The BLS said in its release that Hurricane Michael, which made landfall during the report's reference week, "had no discernible effect on the national employment and unemployment estimates for October".

Average hourly wages rose 3.1 percent in October from a year earlier, the fastest annual gain since 2009. North said that means existing employees are likely working more hours each week as the labor force tightens and employers have a hard time finding workers. In manufacturing, the workweek edged down 0.1 to 41 hours and 3.5 hours of overtime. This suggests pay rates will continue moving higher, which will add to domestic price pressures and keep the pressure on the Federal Reserve to continue raising interest rates.

The dollar was trading higher against a basket of currencies. The probability of another 25 basis-point (one-quarter percentage point) rise in the federal funds target, from 2%-2.25% now, at the December 18-19 meeting of the Federal Open Market Committee continues to hover around 75%, according to Bloomberg data. But the pace of job growth has picked up again, with job gains in every major sector in October. That was expected, partly because wage growth was weak last October. The Fed raised borrowing costs in September for the third time this year. The average so far under Trump is 196,000, a solid number given the low unemployment.

Jeffery Sanford among the workers seeing his pay increase at a faster rate. "Market participants will likely need to adjust their expectations going forward".

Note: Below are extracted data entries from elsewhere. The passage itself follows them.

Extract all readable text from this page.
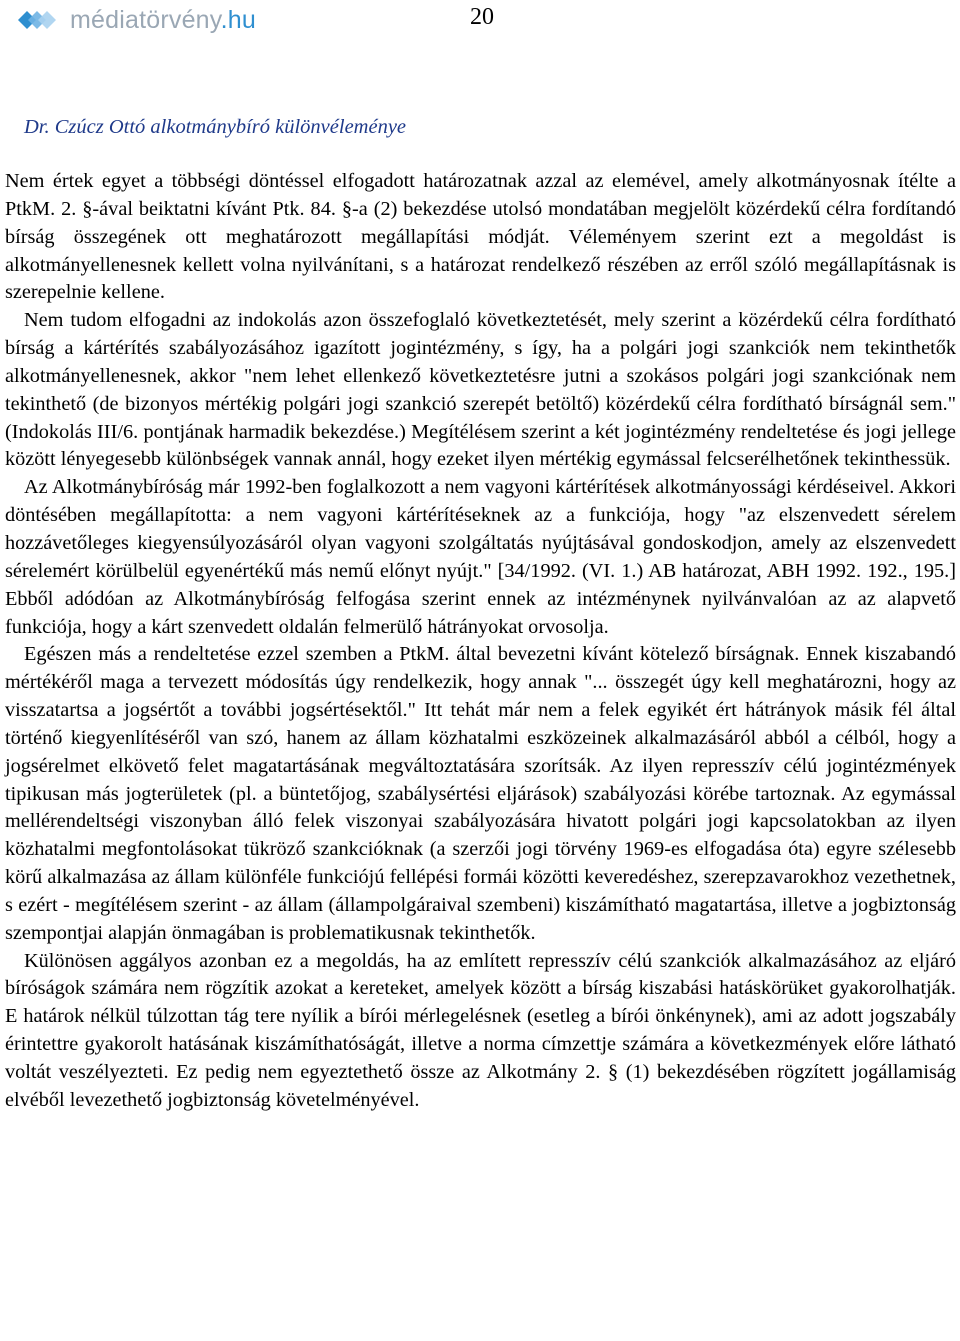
médiatörvény.hu	20
Dr. Czúcz Ottó alkotmánybíró különvéleménye

Nem értek egyet a többségi döntéssel elfogadott határozatnak azzal az elemével, amely alkotmányosnak ítélte a PtkM. 2. §-ával beiktatni kívánt Ptk. 84. §-a (2) bekezdése utolsó mondatában megjelölt közérdekű célra fordítandó bírság összegének ott meghatározott megállapítási módját. Véleményem szerint ezt a megoldást is alkotmányellenesnek kellett volna nyilvánítani, s a határozat rendelkező részében az erről szóló megállapításnak is szerepelnie kellene.

Nem tudom elfogadni az indokolás azon összefoglaló következtetését, mely szerint a közérdekű célra fordítható bírság a kártérítés szabályozásához igazított jogintézmény, s így, ha a polgári jogi szankciók nem tekinthetők alkotmányellenesnek, akkor "nem lehet ellenkező következtetésre jutni a szokásos polgári jogi szankciónak nem tekinthető (de bizonyos mértékig polgári jogi szankció szerepét betöltő) közérdekű célra fordítható bírságnál sem." (Indokolás III/6. pontjának harmadik bekezdése.) Megítélésem szerint a két jogintézmény rendeltetése és jogi jellege között lényegesebb különbségek vannak annál, hogy ezeket ilyen mértékig egymással felcserélhetőnek tekinthessük.

Az Alkotmánybíróság már 1992-ben foglalkozott a nem vagyoni kártérítések alkotmányossági kérdéseivel. Akkori döntésében megállapította: a nem vagyoni kártérítéseknek az a funkciója, hogy "az elszenvedett sérelem hozzávetőleges kiegyensúlyozásáról olyan vagyoni szolgáltatás nyújtásával gondoskodjon, amely az elszenvedett sérelemért körülbelül egyenértékű más nemű előnyt nyújt." [34/1992. (VI. 1.) AB határozat, ABH 1992. 192., 195.] Ebből adódóan az Alkotmánybíróság felfogása szerint ennek az intézménynek nyilvánvalóan az az alapvető funkciója, hogy a kárt szenvedett oldalán felmerülő hátrányokat orvosolja.

Egészen más a rendeltetése ezzel szemben a PtkM. által bevezetni kívánt kötelező bírságnak. Ennek kiszabandó mértékéről maga a tervezett módosítás úgy rendelkezik, hogy annak "... összegét úgy kell meghatározni, hogy az visszatartsa a jogsértőt a további jogsértésektől." Itt tehát már nem a felek egyikét ért hátrányok másik fél által történő kiegyenlítéséről van szó, hanem az állam közhatalmi eszközeinek alkalmazásáról abból a célból, hogy a jogsérelmet elkövető felet magatartásának megváltoztatására szorítsák. Az ilyen represszív célú jogintézmények tipikusan más jogterületek (pl. a büntetőjog, szabálysértési eljárások) szabályozási körébe tartoznak. Az egymással mellérendeltségi viszonyban álló felek viszonyai szabályozására hivatott polgári jogi kapcsolatokban az ilyen közhatalmi megfontolásokat tükröző szankcióknak (a szerzői jogi törvény 1969-es elfogadása óta) egyre szélesebb körű alkalmazása az állam különféle funkciójú fellépési formái közötti keveredéshez, szerepzavarokhoz vezethetnek, s ezért - megítélésem szerint - az állam (állampolgáraival szembeni) kiszámítható magatartása, illetve a jogbiztonság szempontjai alapján önmagában is problematikusnak tekinthetők.

Különösen aggályos azonban ez a megoldás, ha az említett represszív célú szankciók alkalmazásához az eljáró bíróságok számára nem rögzítik azokat a kereteket, amelyek között a bírság kiszabási hatáskörüket gyakorolhatják. E határok nélkül túlzottan tág tere nyílik a bírói mérlegelésnek (esetleg a bírói önkénynek), ami az adott jogszabály érintettre gyakorolt hatásának kiszámíthatóságát, illetve a norma címzettje számára a következmények előre látható voltát veszélyezteti. Ez pedig nem egyeztethető össze az Alkotmány 2. § (1) bekezdésében rögzített jogállamiság elvéből levezethető jogbiztonság követelményével.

"Wages are firming on a nominal basis for workers", said Ernie Tedeschi, head of fiscal analysis at Evercore ISI and a former economist in the Obama administration. Openings exceeded 7.1 million, according to the government's most recent count.

Monthly job growth has averaged a robust 212,000 this year, up from 182,000 in 2017, despite low unemployment and related labor shortages that are making it harder for businesses to find workers.

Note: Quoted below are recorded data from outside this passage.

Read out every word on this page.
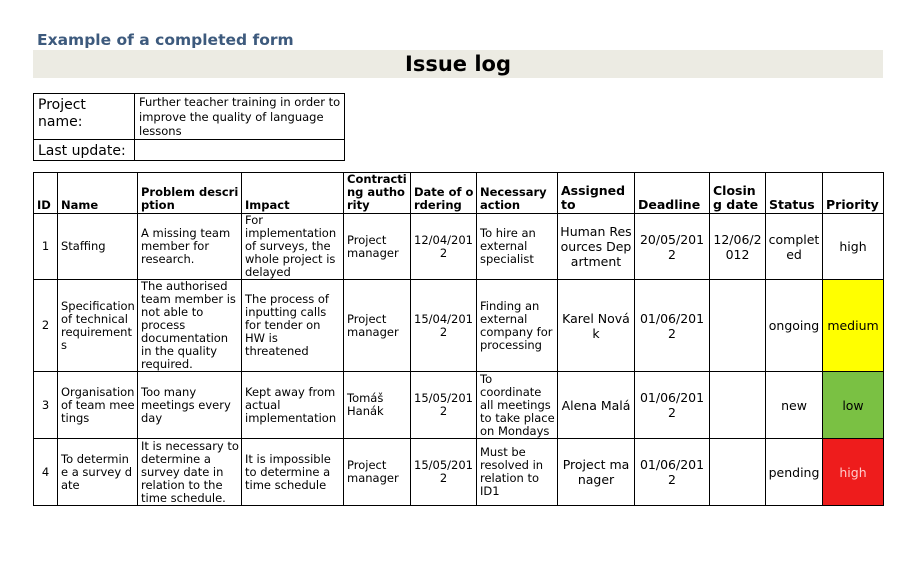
Example of a completed form
Issue log
Project name:	Further teacher training in order to improve the quality of language lessons
Last update:	
ID	Name	Problem description	Impact	Contracting authority	Date of ordering	Necessary action	Assigned to	Deadline	Closing date	Status	Priority
1	Staffing	A missing team member for research.	For implementation of surveys, the whole project is delayed	Project manager	12/04/2012	To hire an external specialist	Human Resources Department	20/05/2012	12/06/2012	completed	high
2	Specification of technical requirements	The authorised team member is not able to process documentation in the quality required.	The process of inputting calls for tender on HW is threatened	Project manager	15/04/2012	Finding an external company for processing	Karel Novák	01/06/2012		ongoing	medium
3	Organisation of team meetings	Too many meetings every day	Kept away from actual implementation	Tomáš Hanák	15/05/2012	To coordinate all meetings to take place on Mondays	Alena Malá	01/06/2012		new	low
4	To determine a survey date	It is necessary to determine a survey date in relation to the time schedule.	It is impossible to determine a time schedule	Project manager	15/05/2012	Must be resolved in relation to ID1	Project manager	01/06/2012		pending	high
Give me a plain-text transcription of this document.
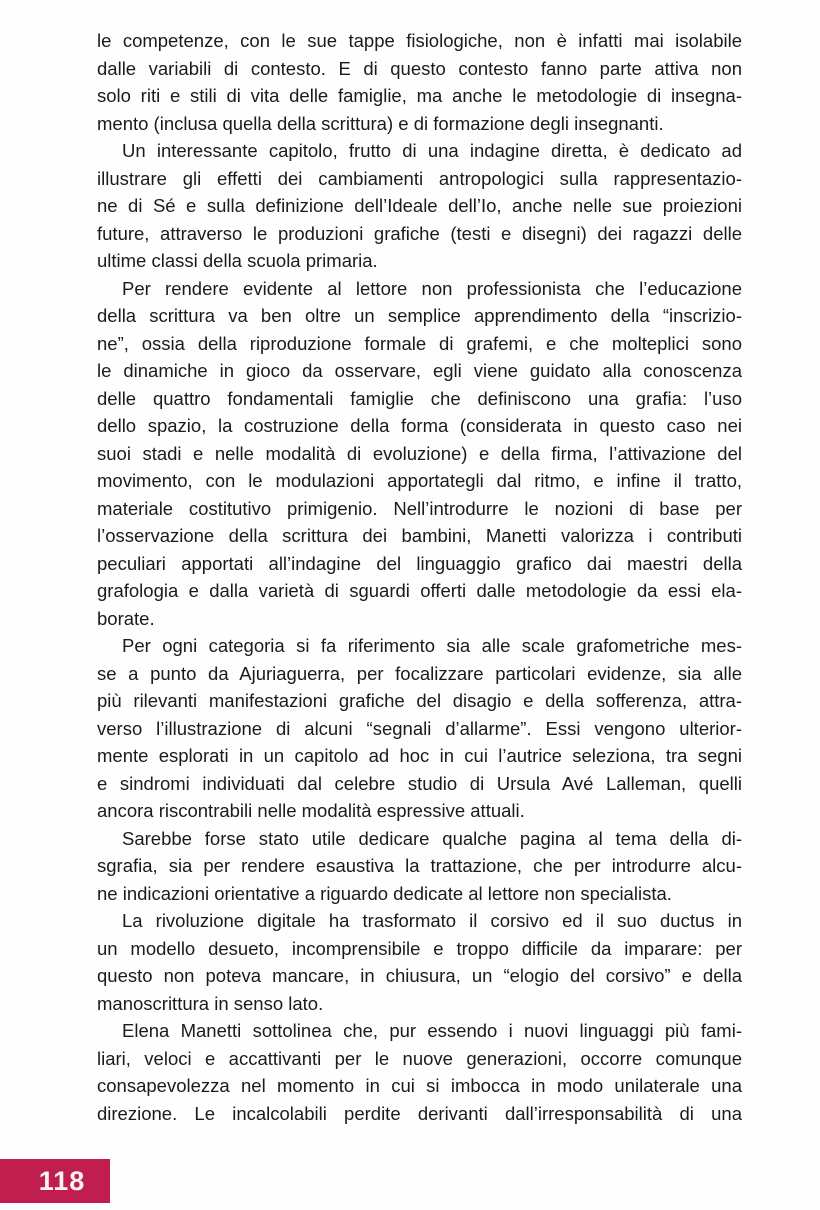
le competenze, con le sue tappe fisiologiche, non è infatti mai isolabile
dalle variabili di contesto. E di questo contesto fanno parte attiva non
solo riti e stili di vita delle famiglie, ma anche le metodologie di insegna-
mento (inclusa quella della scrittura) e di formazione degli insegnanti.
Un interessante capitolo, frutto di una indagine diretta, è dedicato ad
illustrare gli effetti dei cambiamenti antropologici sulla rappresentazio-
ne di Sé e sulla definizione dell’Ideale dell’Io, anche nelle sue proiezioni
future, attraverso le produzioni grafiche (testi e disegni) dei ragazzi delle
ultime classi della scuola primaria.
Per rendere evidente al lettore non professionista che l’educazione
della scrittura va ben oltre un semplice apprendimento della “inscrizio-
ne”, ossia della riproduzione formale di grafemi, e che molteplici sono
le dinamiche in gioco da osservare, egli viene guidato alla conoscenza
delle quattro fondamentali famiglie che definiscono una grafia: l’uso
dello spazio, la costruzione della forma (considerata in questo caso nei
suoi stadi e nelle modalità di evoluzione) e della firma, l’attivazione del
movimento, con le modulazioni apportategli dal ritmo, e infine il tratto,
materiale costitutivo primigenio. Nell’introdurre le nozioni di base per
l’osservazione della scrittura dei bambini, Manetti valorizza i contributi
peculiari apportati all’indagine del linguaggio grafico dai maestri della
grafologia e dalla varietà di sguardi offerti dalle metodologie da essi ela-
borate.
Per ogni categoria si fa riferimento sia alle scale grafometriche mes-
se a punto da Ajuriaguerra, per focalizzare particolari evidenze, sia alle
più rilevanti manifestazioni grafiche del disagio e della sofferenza, attra-
verso l’illustrazione di alcuni “segnali d’allarme”. Essi vengono ulterior-
mente esplorati in un capitolo ad hoc in cui l’autrice seleziona, tra segni
e sindromi individuati dal celebre studio di Ursula Avé Lalleman, quelli
ancora riscontrabili nelle modalità espressive attuali.
Sarebbe forse stato utile dedicare qualche pagina al tema della di-
sgrafia, sia per rendere esaustiva la trattazione, che per introdurre alcu-
ne indicazioni orientative a riguardo dedicate al lettore non specialista.
La rivoluzione digitale ha trasformato il corsivo ed il suo ductus in
un modello desueto, incomprensibile e troppo difficile da imparare: per
questo non poteva mancare, in chiusura, un “elogio del corsivo” e della
manoscrittura in senso lato.
Elena Manetti sottolinea che, pur essendo i nuovi linguaggi più fami-
liari, veloci e accattivanti per le nuove generazioni, occorre comunque
consapevolezza nel momento in cui si imbocca in modo unilaterale una
direzione. Le incalcolabili perdite derivanti dall’irresponsabilità di una
118
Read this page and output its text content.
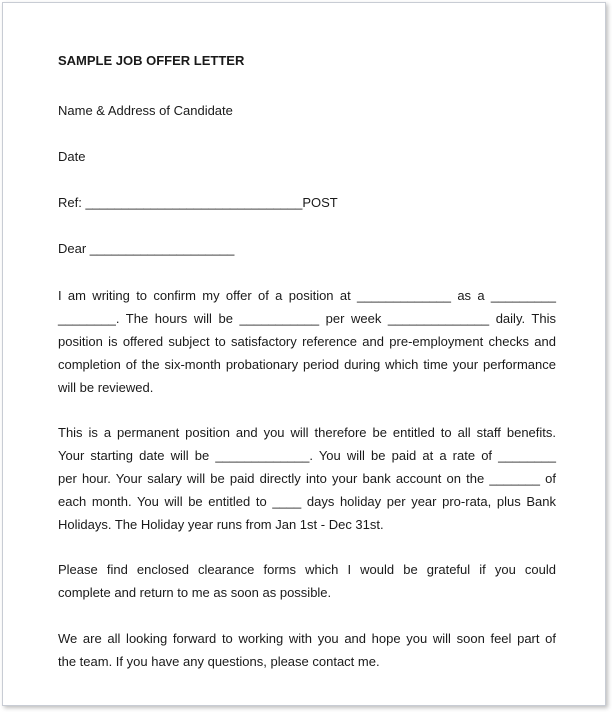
SAMPLE JOB OFFER LETTER

Name & Address of Candidate

Date

Ref: ______________________________POST

Dear ____________________

I am writing to confirm my offer of a position at _____________ as a _________
________. The hours will be ___________ per week ______________ daily. This
position is offered subject to satisfactory reference and pre-employment checks and
completion of the six-month probationary period during which time your performance
will be reviewed.
This is a permanent position and you will therefore be entitled to all staff benefits.
Your starting date will be _____________. You will be paid at a rate of ________
per hour. Your salary will be paid directly into your bank account on the _______ of
each month. You will be entitled to ____ days holiday per year pro-rata, plus Bank
Holidays. The Holiday year runs from Jan 1st - Dec 31st.
Please find enclosed clearance forms which I would be grateful if you could
complete and return to me as soon as possible.
We are all looking forward to working with you and hope you will soon feel part of
the team. If you have any questions, please contact me.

"Today's jobs report is a landmark in the long recovery since the Great Recession, showing the power of a tight labor market to raise pay for American workers if allowed to run hot for a sufficiently long time", said Andrew Chamberlain, chief economist at the job website

Some advocates, such as the left-leaning Economic Policy Institute, believe interest rates should remain relatively low until nominal wage growth reaches the 3.5% to 4% range at which inflation might start to rise more quickly.

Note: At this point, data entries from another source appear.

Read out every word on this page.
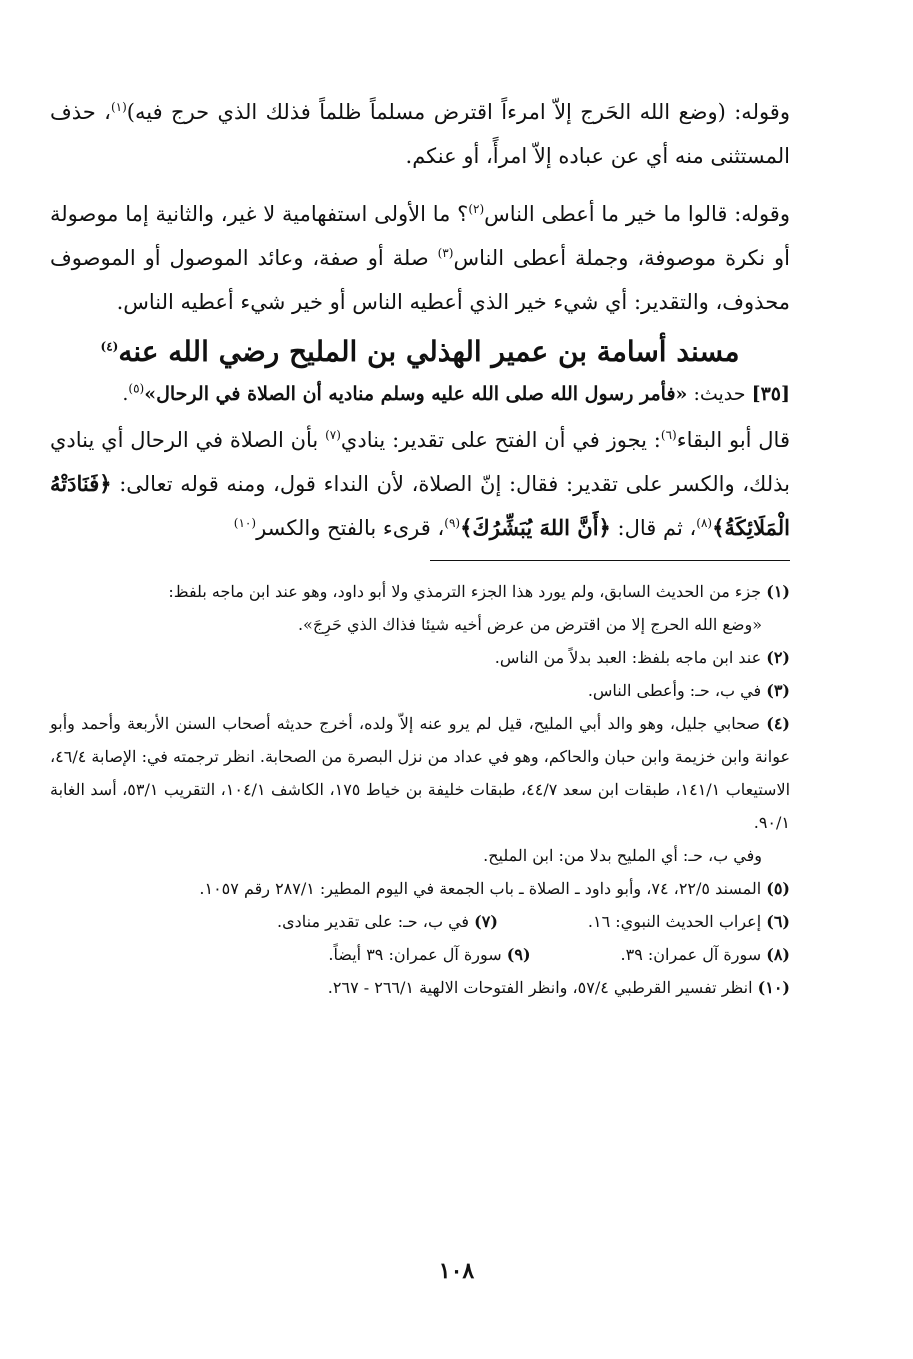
وقوله: (وضع الله الحَرج إلاّ امرءاً اقترض مسلماً ظلماً فذلك الذي حرج فيه)$^{(١)}$، حذف المستثنى منه أي عن عباده إلاّ امرأً، أو عنكم.

وقوله: قالوا ما خير ما أعطى الناس$^{(٢)}$؟ ما الأولى استفهامية لا غير، والثانية إما موصولة أو نكرة موصوفة، وجملة أعطى الناس$^{(٣)}$ صلة أو صفة، وعائد الموصول أو الموصوف محذوف، والتقدير: أي شيء خير الذي أعطيه الناس أو خير شيء أعطيه الناس.

مسند أسامة بن عمير الهذلي بن المليح رضي الله عنه$^{(٤)}$

[٣٥] حديث: «فأمر رسول الله صلى الله عليه وسلم مناديه أن الصلاة في الرحال»$^{(٥)}$.

قال أبو البقاء$^{(٦)}$: يجوز في أن الفتح على تقدير: ينادي$^{(٧)}$ بأن الصلاة في الرحال أي ينادي بذلك، والكسر على تقدير: فقال: إنّ الصلاة، لأن النداء قول، ومنه قوله تعالى: ﴿فَنَادَتْهُ الْمَلَائِكَةُ﴾$^{(٨)}$، ثم قال: ﴿أَنَّ اللهَ يُبَشِّرُكَ﴾$^{(٩)}$، قرىء بالفتح والكسر$^{(١٠)}$

(١) جزء من الحديث السابق، ولم يورد هذا الجزء الترمذي ولا أبو داود، وهو عند ابن ماجه بلفظ:
«وضع الله الحرج إلا من اقترض من عرض أخيه شيئا فذاك الذي حَرِجَ».

(٢) عند ابن ماجه بلفظ: العبد بدلاً من الناس.

(٣) في ب، حـ: وأعطى الناس.

(٤) صحابي جليل، وهو والد أبي المليح، قيل لم يرو عنه إلاّ ولده، أخرج حديثه أصحاب السنن الأربعة وأحمد وأبو عوانة وابن خزيمة وابن حبان والحاكم، وهو في عداد من نزل البصرة من الصحابة. انظر ترجمته في: الإصابة ٤٦/٤، الاستيعاب ١٤١/١، طبقات ابن سعد ٤٤/٧، طبقات خليفة بن خياط ١٧٥، الكاشف ١٠٤/١، التقريب ٥٣/١، أسد الغابة ٩٠/١.
وفي ب، حـ: أي المليح بدلا من: ابن المليح.

(٥) المسند ٢٢/٥، ٧٤، وأبو داود ـ الصلاة ـ باب الجمعة في اليوم المطير: ٢٨٧/١ رقم ١٠٥٧.

(٦) إعراب الحديث النبوي: ١٦.

(٧) في ب، حـ: على تقدير منادى.

(٨) سورة آل عمران: ٣٩.

(٩) سورة آل عمران: ٣٩ أيضاً.

(١٠) انظر تفسير القرطبي ٥٧/٤، وانظر الفتوحات الالهية ٢٦٦/١ - ٢٦٧.

١٠٨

The share of the population in the workforce also rose 0.2 to 60.6 percent.

The rebound in job creation last month was widely expected.

United States non-farm payrolls rose by 250,000 in October, according to the Bureau of Labor Statistics, well above economists' estimates for a gain of 190,000.

Construction companies probably hired more workers in October.

Among other key sectors, transportation and warehousing added 25,000 jobs in October.